4) Ignoring Progressive Overload
“Strong people are harder to kill than weak people and more useful in general” Mark Rippetoe, Strength Coach
To build muscle, strength, and progress you must force change. You need to push your body to work harder than it’s used to, otherwise it won’t change. Progressive overload is the most basic strength training principles and goes hand in hand with using a training log. Your training should be challenging yet should allow enough recovery between workouts so you can go back at it.
5) Resting too much (or too little)
“If you’re capable of sending a legible text message between sets, you probably aren’t working hard enough.” Dave Tate, Elitefts Founder and CEO, Powerlifter
Rest periods are integral and has a huge influence to your overall progress. Unfortunately, most people don’t know if they are spending either 45 seconds or 5 minutes between sets. Instead, they are more focused on impressing that spandex cutie, than making actual progress (if that's your goal, then you're probably not reading this article anyways.) To build strength, you’ll need to earn your rest. Your working set should be challenging, yet obtainable. In short, earn your rest and you want to feel stimulated, not annihilated. Here’s your guideline to rest periods:
- 0 - 30 seconds ~50% metabolic recovery (circuit and metabolic conditioning)
- 30 seconds – 2 minutes ~ 90% metabolic recovery (hypertrophy training)
- 2 – 3 minutes ~ Near complete metabolic recovery (strength training)
- 3 – 5 minutes ~ near complete neural recovery (pure, raw, unadulterated strength training)

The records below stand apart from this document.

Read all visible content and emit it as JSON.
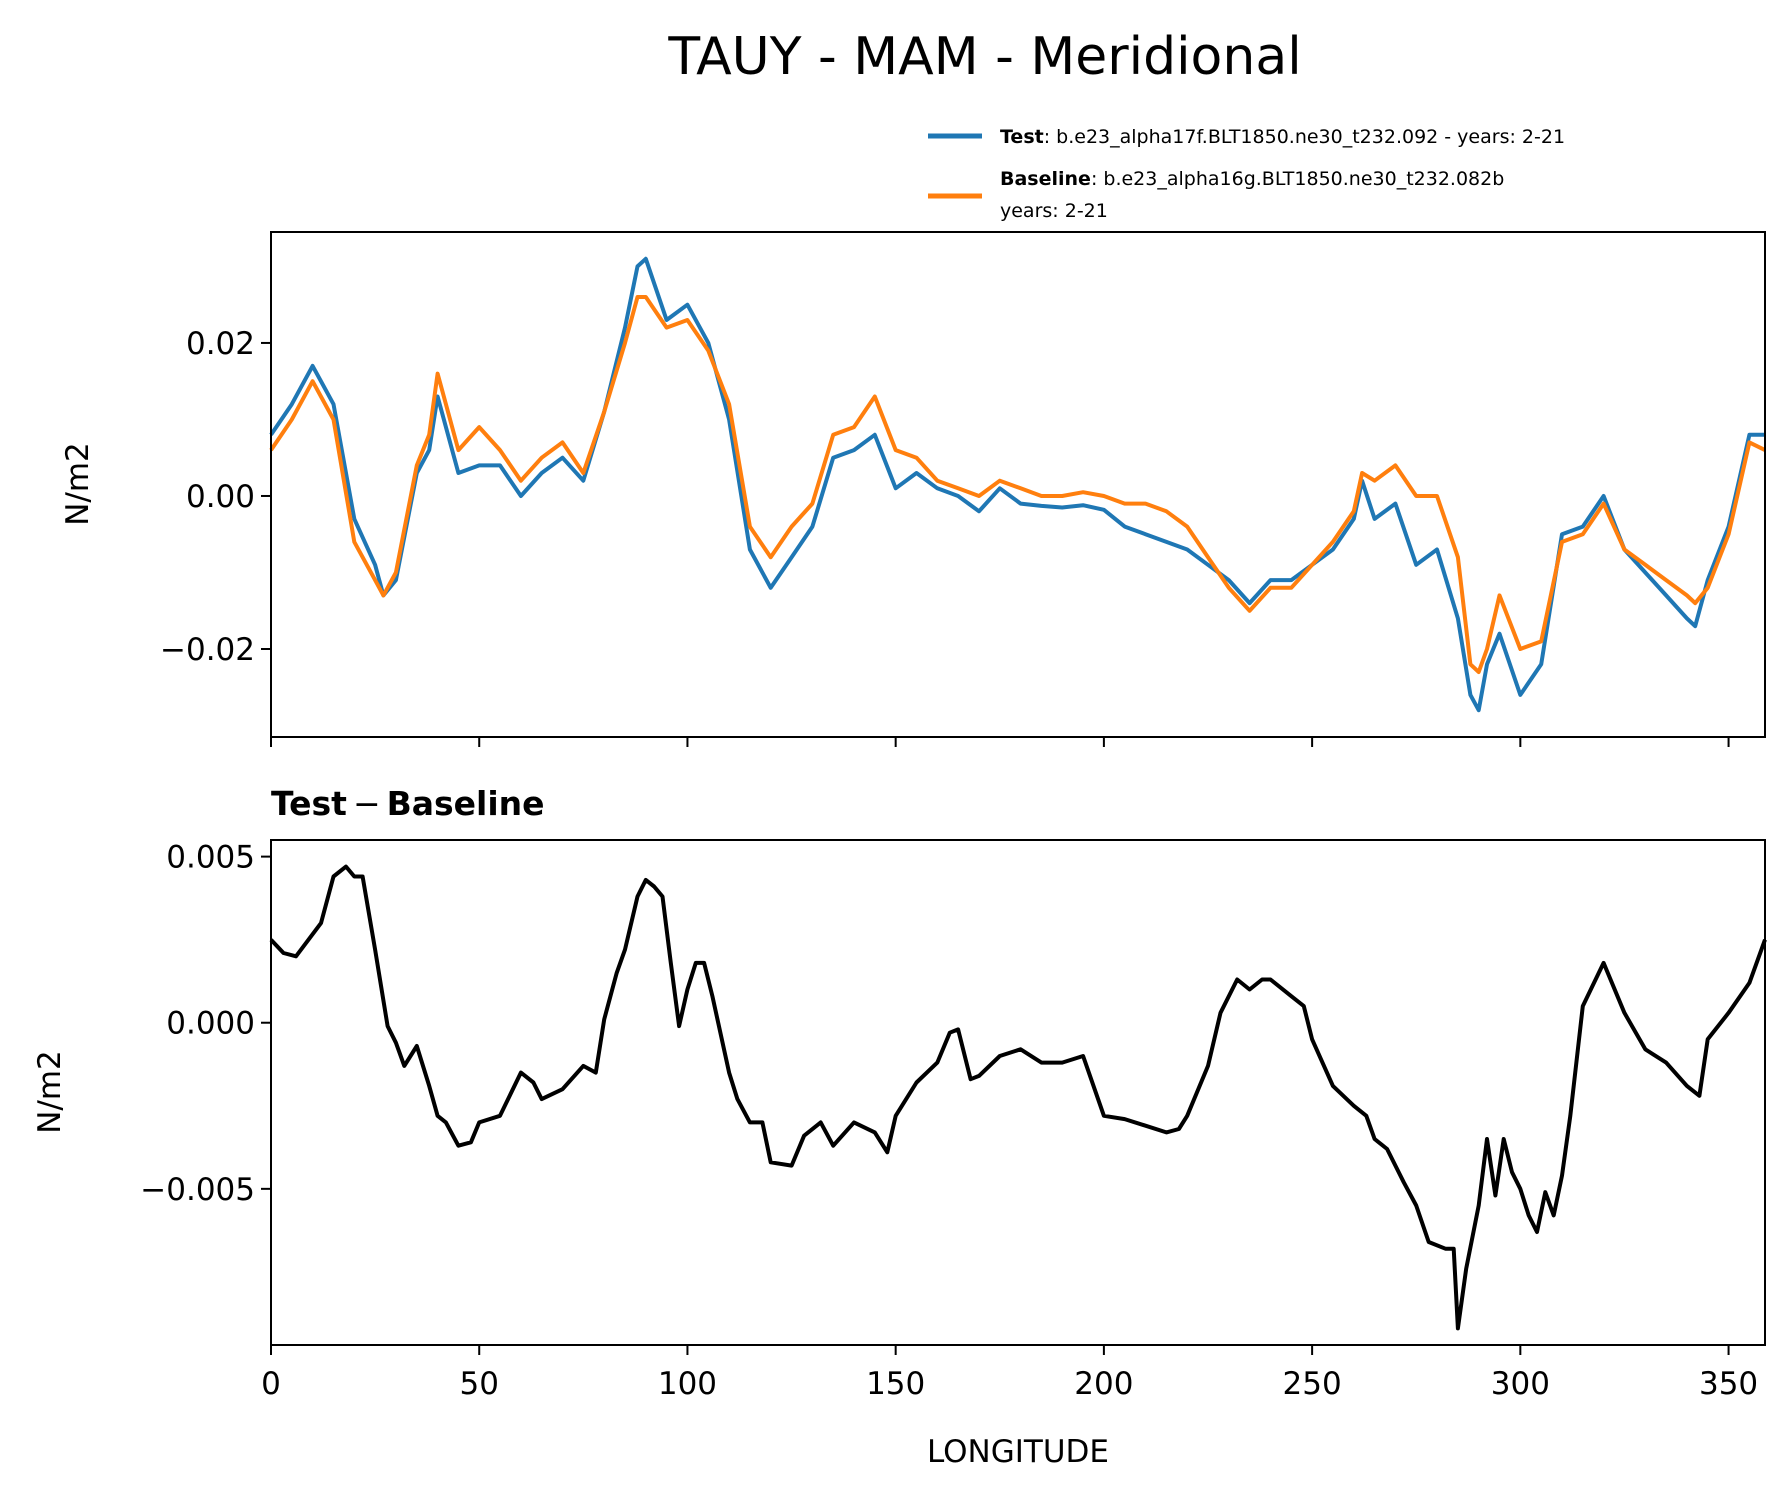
{
  "title": "TAUY - MAM - Meridional",
  "legend": {
    "test_name": "Test",
    "test_label": ": b.e23_alpha17f.BLT1850.ne30_t232.092 - years: 2-21",
    "baseline_name": "Baseline",
    "baseline_label": ": b.e23_alpha16g.BLT1850.ne30_t232.082b",
    "baseline_label_line2": "years: 2-21",
    "placement": "top-right, above top panel"
  },
  "colors": {
    "test": "#1f77b4",
    "baseline": "#ff7f0e",
    "difference": "#000000"
  },
  "top_panel": {
    "ylabel": "N/m2",
    "yticks": [
      "0.02",
      "0.00",
      "−0.02"
    ]
  },
  "bottom_panel": {
    "title_left": "Test",
    "title_op": "−",
    "title_right": "Baseline",
    "ylabel": "N/m2",
    "yticks": [
      "0.005",
      "0.000",
      "−0.005"
    ]
  },
  "xaxis": {
    "label": "LONGITUDE",
    "ticks": [
      "0",
      "50",
      "100",
      "150",
      "200",
      "250",
      "300",
      "350"
    ]
  },
  "chart_data": [
    {
      "type": "line",
      "title": "TAUY - MAM - Meridional",
      "xlabel": "",
      "ylabel": "N/m2",
      "xlim": [
        0,
        358.75
      ],
      "ylim": [
        -0.0315,
        0.0345
      ],
      "grid": false,
      "legend_position": "top-right",
      "series": [
        {
          "name": "Test",
          "color": "#1f77b4",
          "x": [
            0,
            5,
            10,
            15,
            20,
            25,
            27,
            30,
            35,
            38,
            40,
            45,
            50,
            55,
            60,
            65,
            70,
            75,
            80,
            85,
            88,
            90,
            95,
            100,
            105,
            110,
            115,
            120,
            125,
            130,
            135,
            140,
            145,
            150,
            155,
            160,
            165,
            170,
            175,
            180,
            185,
            190,
            195,
            200,
            205,
            210,
            215,
            220,
            225,
            230,
            235,
            240,
            245,
            250,
            255,
            260,
            262,
            265,
            270,
            275,
            280,
            285,
            288,
            290,
            292,
            295,
            300,
            305,
            310,
            315,
            320,
            325,
            330,
            335,
            340,
            342,
            345,
            350,
            355,
            358.75
          ],
          "values": [
            0.008,
            0.012,
            0.017,
            0.012,
            -0.003,
            -0.009,
            -0.013,
            -0.011,
            0.003,
            0.006,
            0.013,
            0.003,
            0.004,
            0.004,
            0.0,
            0.003,
            0.005,
            0.002,
            0.011,
            0.022,
            0.03,
            0.031,
            0.023,
            0.025,
            0.02,
            0.01,
            -0.007,
            -0.012,
            -0.008,
            -0.004,
            0.005,
            0.006,
            0.008,
            0.001,
            0.003,
            0.001,
            0.0,
            -0.002,
            0.001,
            -0.001,
            -0.0013,
            -0.0015,
            -0.0012,
            -0.0018,
            -0.004,
            -0.005,
            -0.006,
            -0.007,
            -0.009,
            -0.011,
            -0.014,
            -0.011,
            -0.011,
            -0.009,
            -0.007,
            -0.003,
            0.002,
            -0.003,
            -0.001,
            -0.009,
            -0.007,
            -0.016,
            -0.026,
            -0.028,
            -0.022,
            -0.018,
            -0.026,
            -0.022,
            -0.005,
            -0.004,
            0.0,
            -0.007,
            -0.01,
            -0.013,
            -0.016,
            -0.017,
            -0.011,
            -0.004,
            0.008,
            0.008
          ]
        },
        {
          "name": "Baseline",
          "color": "#ff7f0e",
          "x": [
            0,
            5,
            10,
            15,
            20,
            25,
            27,
            30,
            35,
            38,
            40,
            45,
            50,
            55,
            60,
            65,
            70,
            75,
            80,
            85,
            88,
            90,
            95,
            100,
            105,
            110,
            115,
            120,
            125,
            130,
            135,
            140,
            145,
            150,
            155,
            160,
            165,
            170,
            175,
            180,
            185,
            190,
            195,
            200,
            205,
            210,
            215,
            220,
            225,
            230,
            235,
            240,
            245,
            250,
            255,
            260,
            262,
            265,
            270,
            275,
            280,
            285,
            288,
            290,
            292,
            295,
            300,
            305,
            310,
            315,
            320,
            325,
            330,
            335,
            340,
            342,
            345,
            350,
            355,
            358.75
          ],
          "values": [
            0.006,
            0.01,
            0.015,
            0.01,
            -0.006,
            -0.011,
            -0.013,
            -0.01,
            0.004,
            0.008,
            0.016,
            0.006,
            0.009,
            0.006,
            0.002,
            0.005,
            0.007,
            0.003,
            0.011,
            0.02,
            0.026,
            0.026,
            0.022,
            0.023,
            0.019,
            0.012,
            -0.004,
            -0.008,
            -0.004,
            -0.001,
            0.008,
            0.009,
            0.013,
            0.006,
            0.005,
            0.002,
            0.001,
            0.0,
            0.002,
            0.001,
            0.0,
            0.0,
            0.0005,
            0.0,
            -0.001,
            -0.001,
            -0.002,
            -0.004,
            -0.008,
            -0.012,
            -0.015,
            -0.012,
            -0.012,
            -0.009,
            -0.006,
            -0.002,
            0.003,
            0.002,
            0.004,
            0.0,
            0.0,
            -0.008,
            -0.022,
            -0.023,
            -0.02,
            -0.013,
            -0.02,
            -0.019,
            -0.006,
            -0.005,
            -0.001,
            -0.007,
            -0.009,
            -0.011,
            -0.013,
            -0.014,
            -0.012,
            -0.005,
            0.007,
            0.006
          ]
        }
      ]
    },
    {
      "type": "line",
      "title": "Test − Baseline",
      "xlabel": "LONGITUDE",
      "ylabel": "N/m2",
      "xlim": [
        0,
        358.75
      ],
      "ylim": [
        -0.0097,
        0.0055
      ],
      "grid": false,
      "series": [
        {
          "name": "Test − Baseline",
          "color": "#000000",
          "x": [
            0,
            3,
            6,
            9,
            12,
            15,
            18,
            20,
            22,
            25,
            28,
            30,
            32,
            35,
            38,
            40,
            42,
            45,
            48,
            50,
            55,
            60,
            63,
            65,
            70,
            75,
            78,
            80,
            83,
            85,
            88,
            90,
            92,
            94,
            96,
            98,
            100,
            102,
            104,
            106,
            110,
            112,
            115,
            118,
            120,
            125,
            128,
            132,
            135,
            140,
            145,
            148,
            150,
            155,
            160,
            163,
            165,
            168,
            170,
            175,
            180,
            185,
            190,
            195,
            200,
            205,
            210,
            215,
            218,
            220,
            225,
            228,
            232,
            235,
            238,
            240,
            245,
            248,
            250,
            255,
            260,
            263,
            265,
            268,
            272,
            275,
            278,
            282,
            284,
            285,
            287,
            290,
            292,
            294,
            296,
            298,
            300,
            302,
            304,
            306,
            308,
            310,
            312,
            315,
            320,
            325,
            330,
            335,
            340,
            343,
            345,
            350,
            355,
            358.75
          ],
          "values": [
            0.0025,
            0.0021,
            0.002,
            0.0025,
            0.003,
            0.0044,
            0.0047,
            0.0044,
            0.0044,
            0.0022,
            -0.0001,
            -0.0006,
            -0.0013,
            -0.0007,
            -0.0019,
            -0.0028,
            -0.003,
            -0.0037,
            -0.0036,
            -0.003,
            -0.0028,
            -0.0015,
            -0.0018,
            -0.0023,
            -0.002,
            -0.0013,
            -0.0015,
            0.0001,
            0.0015,
            0.0022,
            0.0038,
            0.0043,
            0.0041,
            0.0038,
            0.0018,
            -0.0001,
            0.001,
            0.0018,
            0.0018,
            0.0008,
            -0.0015,
            -0.0023,
            -0.003,
            -0.003,
            -0.0042,
            -0.0043,
            -0.0034,
            -0.003,
            -0.0037,
            -0.003,
            -0.0033,
            -0.0039,
            -0.0028,
            -0.0018,
            -0.0012,
            -0.0003,
            -0.0002,
            -0.0017,
            -0.0016,
            -0.001,
            -0.0008,
            -0.0012,
            -0.0012,
            -0.001,
            -0.0028,
            -0.0029,
            -0.0031,
            -0.0033,
            -0.0032,
            -0.0028,
            -0.0013,
            0.0003,
            0.0013,
            0.001,
            0.0013,
            0.0013,
            0.0008,
            0.0005,
            -0.0005,
            -0.0019,
            -0.0025,
            -0.0028,
            -0.0035,
            -0.0038,
            -0.0048,
            -0.0055,
            -0.0066,
            -0.0068,
            -0.0068,
            -0.0092,
            -0.0074,
            -0.0055,
            -0.0035,
            -0.0052,
            -0.0035,
            -0.0045,
            -0.005,
            -0.0058,
            -0.0063,
            -0.0051,
            -0.0058,
            -0.0046,
            -0.0028,
            0.0005,
            0.0018,
            0.0003,
            -0.0008,
            -0.0012,
            -0.0019,
            -0.0022,
            -0.0005,
            0.0003,
            0.0012,
            0.0025
          ]
        }
      ]
    }
  ]
}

- 5 - 10 minutes ~ Complete neural recovery (idk…. Waiting for the world to end?)
6) Sacrificing Technique for Weights
“Don’t have $100.00 shoes and a 10 cent squat.” Louie Simmons, Legendary Strength Coach
While it’s important to track your weights, beat personal recorders and add weight to bar, it’s more important to improve the quality of each rep. Otherwise, this is the fast track to becoming injury prone. Focus on perfecting technique and mastering mechanics.
7) Doing Everything at Once
“Nothing can stop the man with the right mental attitude from achieving his goal; nothing on earth can help the man with the wrong mental attitude.” Thomas Jefferson, 3rd President of the United States
Rookies always try to change everything overnight. They want to go from being sedentary to working 5 times a week and completely overhauling their nutrition. This is guarantee failure. No one can completely overhaul their life overnight. You cannot go 0 to 100 with your fitness aspirations causing a complete burnout. Instead, focus on your most important task and focus on being 80 percent consistent. Don’t worry about the remaining 20% - hey, you’re only human. Mistake will happen. Accept your mistake and make the next best decision possible.
This isn’t an end all be all list of rookie mistakes. There are hundreds of thousands of different mistakes individuals make within the gym, both beginners and veterans. However, the biggest difference between beginners and veterans are beginners are discouraged by their mistakes, while the veterans used their previous experience and the wisdom of other coaches to get better. Within the fitness world, there’s very little black and white, only shades of grey.